Moreland Station Wall

The end wall of the terrace house opposite Moreland Station has been painted for as long as I can remember. It was one of the earliest walls in Coburg painted by OG23 and Askem. It was repainted in 2012  and then again this year. Thanks Arty Graffarti for the attributions.

Brunswick Station

Adnate & Slicer Brunsick Station

AWOL Brunswick Station

There are a couple of walls here that have been painted multiple times. Adnate and Slicer “Nothing Lasts Forever” in 2012 and then Adnate again along with the Dutch writer, Does in 2013. This wall became hotly contested territory and was splashed, bombed and capped into oblivion subsequently streets have been planted in front of it making the wall less visible.

Cyclist and Graffiti

Brunswick Station House

The end wall of the small row house was one of the first legal walls that sported a big piece.
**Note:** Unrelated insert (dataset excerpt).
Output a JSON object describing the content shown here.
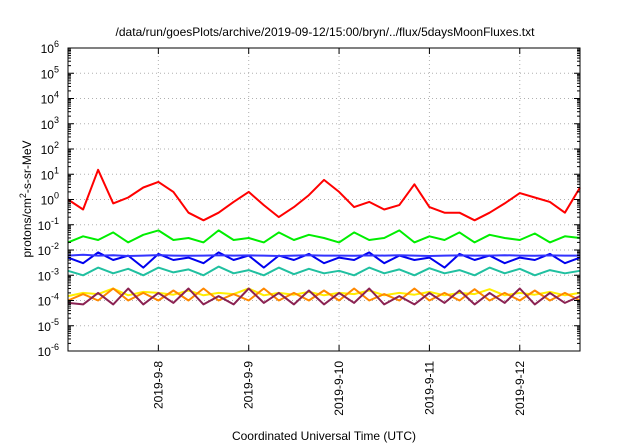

Unfortunately I don’t have a photo of the first time it was painted depicting Alice’s encounter with the caterpillar. The first photo is from 2009 by Grace (‘gerd’) and Rags. The second from 2012 times by Lapse and Gers/d. Again, thanks to Arty Graffarti and dannym for all the attribution, they made me aware of how much ‘ownership’ and maintenance of these walls exists by the particular writers.